Sadly, it appears that the 360 version of the game is notably inferior in several areas, first of which being the exclusion of 5 console specific characters on the PS3, second being the inability to do team-play locally on Xbox Live.

Overall, SFxT is shaping up for me to be one of the most enjoyable releases of the past many years, cherry picking some of the great aspects from recent and historical releases into a new format that scratches the right spot. It is a game that deserved to be decent and it definitely “crossed the line.”

As for the DLC debacle…that is an article for another day.

“Fan”-ning the Flames: “Mega Man” in Street Fighter x Tekken

27 01 2012

I do enjoy a good troll once in a while and the particularly epic series of trolling from Capcom over the still-recent Megaman hullabaloo has been good for several chuckles and shakes of the head. However the latest development in this series of trolling has perhaps gouged a little too deep, even for the amused observer, and unearthed a lot of interesting questions about how companies should handle their own intellectual property.

For those who have not been following the Megaman fallout closely, I will give you a brief, abridged timeline of the key events that lead up to the current debacle:

1987-2009: Megaman, a.k.a. Rockman, is one of the most well known and beloved franchises in the history of video games, selling around 29 million copies over the life of the franchise worldwide. The iconic “blue bomber” has starred in a long running series of games, side series, spinoff games, and even his own animated series. Fans eagerly await the upcoming Megaman Legends 3, the anticipated new entry in a highly popular spinoff series.

2010: Keiji Inafune, lead producer of the Megaman series for over 22 years, announces his departure from Capcom due to what is speculated to be “creative differences.”

2011: Trolling begins. Development on Megaman Legends 3 is suspended indefinitely. The long awaited Marvel vs. Capcom 3 is released, with the iconic Megaman being conspicuously absent from the cast, although his partner Zero is included, as well as Tron Bonne from the Legends line of games.

Late 2011: Despite huge volume of fan requests, Megaman is still absent from the follow up Ultimate Marvel vs. Capcom 3, which introduced 12 new characters to the roster. DLC costumes for various characters are teasing acknowledgements and “tributes” to Megaman.

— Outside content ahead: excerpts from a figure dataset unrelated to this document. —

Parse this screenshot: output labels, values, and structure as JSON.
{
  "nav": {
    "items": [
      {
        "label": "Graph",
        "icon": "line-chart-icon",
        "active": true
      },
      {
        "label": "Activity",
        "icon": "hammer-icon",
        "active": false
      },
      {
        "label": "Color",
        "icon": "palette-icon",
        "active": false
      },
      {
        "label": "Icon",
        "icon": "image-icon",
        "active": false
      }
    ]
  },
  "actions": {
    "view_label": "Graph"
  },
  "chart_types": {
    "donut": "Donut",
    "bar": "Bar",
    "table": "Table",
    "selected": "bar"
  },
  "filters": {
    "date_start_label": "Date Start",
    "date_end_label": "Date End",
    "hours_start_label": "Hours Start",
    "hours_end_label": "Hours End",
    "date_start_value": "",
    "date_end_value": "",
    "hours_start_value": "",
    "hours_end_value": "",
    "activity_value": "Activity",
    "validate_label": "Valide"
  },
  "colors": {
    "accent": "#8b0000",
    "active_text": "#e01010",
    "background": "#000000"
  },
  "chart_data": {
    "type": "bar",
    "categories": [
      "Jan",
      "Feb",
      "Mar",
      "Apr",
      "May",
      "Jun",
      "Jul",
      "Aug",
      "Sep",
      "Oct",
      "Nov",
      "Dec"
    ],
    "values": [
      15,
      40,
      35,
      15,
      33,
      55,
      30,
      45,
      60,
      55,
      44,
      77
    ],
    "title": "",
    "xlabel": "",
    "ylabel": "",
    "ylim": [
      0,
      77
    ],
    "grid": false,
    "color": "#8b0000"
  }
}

2012: 25th anniversary of the franchise. Proclaiming that “this is my destiny!”, “Mega Man” is announced for the upcoming crossover fighting game Street Fighter x Tekken and he looks like this:

This is my destiny!

At this point I think it is apparent to anyone what Capcom is up to. Petty revenge certainly comes to mind as a way of getting back at Inafune for bailing on the company by way of mistreating his beloved creation. But it is also a pretty flagrant F U to the fans, who have been clamoring for the inclusion of the classic character in some of the more significant releases by the company which are meant to showcase their “mascot” characters. What is baffling is how a company can blatantly snub one of its most enduring fanbases in such a backhanded way. It makes one wonder who calls the shots in the higher tiers at Capcom and what exactly is going through their mind when they sign off on such things.
The interesting question that ultimately emerges is this: How much respect does a company owe to their own intellectual property? Some companies will often make a mockery of their less successful or unpopular experiments as a way of sweeping them under the rug or “apologizing,” but that is clearly not the case in this instance; Megaman is one of the flagship franchises that put Capcom where it is today, even before the heyday of Street Fighter and the like. What they are doing is effectively holding their own character hostage and further alienating a disenchanted fanbase that represents a sizable amount of their support over the years. Is it permissible? Is it ethical? Is it business smart? We see that you know what you are doing Capcom, but with what end in mind? What will become of the Blue Bomber?

Big questions: If you create a something successful that millions of people love, how beholden are you to the IP and to your fans?